Ilham tertawa renyah. "Santai. Lo udah gue anggep kayak adek gue sendiri saking pengennya gue punya adek cewek. Gak usah sungkan kalo misalnya nanti di camping lo butuh bantuan gue," pesan Ilham sebelum Riri memasuki mobil yang di dalamnya sudah ada Gala, Alan dan Meisya.

"Iya. Makas--"

"KALAU GAK NIAT IKUT GAK USAH IKUT SEKALIAN! GUE BUKAN SOPIR YANG BISA NUNGGUIN LO! CEPET MASUK!"

*****

"Riri mana, Sya?" tanya Nenda menghampiri Meisya bersama Choline. Mobil yang diisi Nenda, Choline, Ilham dan Akbar memang sampai ke tempat camping terlebih dahulu dibanding mobil Gala, Alan, Riri dan Meisya.

"Masih di dalem mobil, Kak."

"Sendiri?"

"Sama Kak Gal--eh itu Kak Gala nya udah keluar, coba tanya ke Kak Gala, soalnya tadi Kak Riri tidur, gue gak berani bangunin."

"Gal," panggil Choline membuat cowok dengan kaos hitam dan celana pendek selutut berwarna army itu menoleh sambil mengangkat sebelah alisnya.


"Riri mana?"

Gala mengedikkan bahu seakan tidak peduli. "Gak tau."

Meisya menggaruk tengkuknya yang tidak gatal. "Loh? Tadi kan Kak Riri ada di mobil sama Kak Gal--"

"Gue gak peduli. Jangan nanya ke gue. Cari sendiri." Potong Gala cepat lalu pergi menyusul Alan dan yang lain.

"Lin, Kayaknya Gala beneran marah sama Riri gara-gara tadi," Nenda mendengus pelan. "Lo sih, segala nanya soal break."

Choline memprotes. Ia tidak terima dengan tuduhan Nenda yang seolah menyalahkan dirinya. "Lah kok gue? Tadi gue cuma nanya. Lagian yang harusnya marah itu Riri. Pertama, gara-gara foto Gala sama si gatel Amora. Kedua, Gala udah bohongin Riri. Ketiga, Gala kasarin dan nurunin Riri di tengah jalan. Cewek mana yang gak sakit hati digituin?"

Nenda mengangguk pasrah. Ia sedang tidak mau berdebat dengan Choline. "Ya udah, ayo kita cari Riri."

"Ayo ikut kita, Sya," ajak Choline. Meisya mengangguk.

Sementara di tempat lain, Riri sedang mengucek kedua matanya. Perlahan-lahan kesadarannya mulai terkumpul.
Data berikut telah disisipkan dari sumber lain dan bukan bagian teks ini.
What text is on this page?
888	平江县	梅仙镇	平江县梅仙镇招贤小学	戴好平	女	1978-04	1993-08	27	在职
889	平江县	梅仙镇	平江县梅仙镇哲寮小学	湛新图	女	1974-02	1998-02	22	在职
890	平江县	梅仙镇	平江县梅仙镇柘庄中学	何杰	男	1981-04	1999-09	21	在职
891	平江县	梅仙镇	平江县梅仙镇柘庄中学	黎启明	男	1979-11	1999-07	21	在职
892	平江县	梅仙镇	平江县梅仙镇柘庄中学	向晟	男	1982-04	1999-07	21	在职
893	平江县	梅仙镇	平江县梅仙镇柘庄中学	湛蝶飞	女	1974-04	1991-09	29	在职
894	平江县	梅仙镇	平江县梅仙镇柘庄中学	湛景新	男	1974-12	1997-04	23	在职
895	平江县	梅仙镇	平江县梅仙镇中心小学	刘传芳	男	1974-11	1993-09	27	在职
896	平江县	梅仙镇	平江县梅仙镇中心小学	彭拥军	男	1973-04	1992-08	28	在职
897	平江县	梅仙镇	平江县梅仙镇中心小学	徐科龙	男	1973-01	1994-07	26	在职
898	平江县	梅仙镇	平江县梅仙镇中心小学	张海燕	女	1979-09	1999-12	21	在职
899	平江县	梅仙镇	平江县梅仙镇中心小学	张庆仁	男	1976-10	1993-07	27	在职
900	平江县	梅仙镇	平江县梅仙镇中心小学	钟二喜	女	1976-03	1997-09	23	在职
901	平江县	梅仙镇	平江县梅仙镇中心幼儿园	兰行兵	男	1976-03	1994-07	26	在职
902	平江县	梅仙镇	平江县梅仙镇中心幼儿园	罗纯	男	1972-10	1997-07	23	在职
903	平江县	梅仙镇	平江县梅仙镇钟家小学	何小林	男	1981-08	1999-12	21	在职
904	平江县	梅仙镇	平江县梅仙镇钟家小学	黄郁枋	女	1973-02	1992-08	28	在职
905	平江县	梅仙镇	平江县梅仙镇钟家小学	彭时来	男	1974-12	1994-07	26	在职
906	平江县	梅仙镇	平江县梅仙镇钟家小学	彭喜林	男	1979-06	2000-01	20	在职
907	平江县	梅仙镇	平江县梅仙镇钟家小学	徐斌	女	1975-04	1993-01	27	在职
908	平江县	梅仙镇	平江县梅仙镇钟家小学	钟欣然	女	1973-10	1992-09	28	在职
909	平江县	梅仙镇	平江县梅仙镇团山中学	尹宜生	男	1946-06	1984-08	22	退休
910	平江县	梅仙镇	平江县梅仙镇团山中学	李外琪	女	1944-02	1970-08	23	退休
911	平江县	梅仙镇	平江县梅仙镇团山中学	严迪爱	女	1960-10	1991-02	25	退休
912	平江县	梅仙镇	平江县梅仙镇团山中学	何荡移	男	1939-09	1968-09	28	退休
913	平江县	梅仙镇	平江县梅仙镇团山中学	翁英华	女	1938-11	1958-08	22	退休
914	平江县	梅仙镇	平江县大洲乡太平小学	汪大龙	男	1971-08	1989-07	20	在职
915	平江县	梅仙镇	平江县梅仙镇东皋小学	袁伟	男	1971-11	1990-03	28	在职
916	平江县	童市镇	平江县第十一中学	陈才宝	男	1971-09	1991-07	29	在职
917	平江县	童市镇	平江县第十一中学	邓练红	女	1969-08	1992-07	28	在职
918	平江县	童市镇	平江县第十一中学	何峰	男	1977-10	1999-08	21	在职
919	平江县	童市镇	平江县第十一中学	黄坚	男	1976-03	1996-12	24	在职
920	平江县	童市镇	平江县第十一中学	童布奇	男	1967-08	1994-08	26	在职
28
Kepalanya menoleh ke kanan dan kiri untuk mengamati keadaan sekitar.

"Udah nyampe?" monolognya sambil membenarkan duduknya. "Ish! Kok Riri ditinggal di parkiran sih?! Jahat banget!"

"Ini jaket siapa?" bingung Riri mendapati sebuah jaket hitam melekat di atas tubuhnya. Setelah Riri cium wangi parfum dari jaket itu, Riri tahu siapa pemiliknya.

"Tapi tadi kan Gala gak pake jaket? Apa diambilin dari tas ranselnya, ya?" ucap Riri menebak-nebak. "Tapi gak mungkin deh, kan Gala lagi marah."

"Tau ah, Riri pusing. Mending Riri keluar terus cari yang lain. Riri takut diculik Om-Om terus dijadiin sugar baby kayak kata Choline kemarin. Ntar Riri jadi kaya. Riri belum siap punya banyak uang," oceh gadis itu ngelantur.

Saat Riri membuka pintu mobil dan hendak keluar, tiba-tiba satu kotak susu rasa stroberi terjatuh dari atas pangkuannya.

"Loh? Ini susu siapa? Kan Riri gak bawa susu?"

*****

"Tuh cowok-cowok kelihatan keren banget, ya kalo lagi kerja keras," celetuk Choline memerhatikan teman-teman cowoknya yang sedang mendirikan tenda. Tempat mereka tidur nanti malam. Sementara mereka, tim cewek, sedang menyiapkan makanan untuk makan sore.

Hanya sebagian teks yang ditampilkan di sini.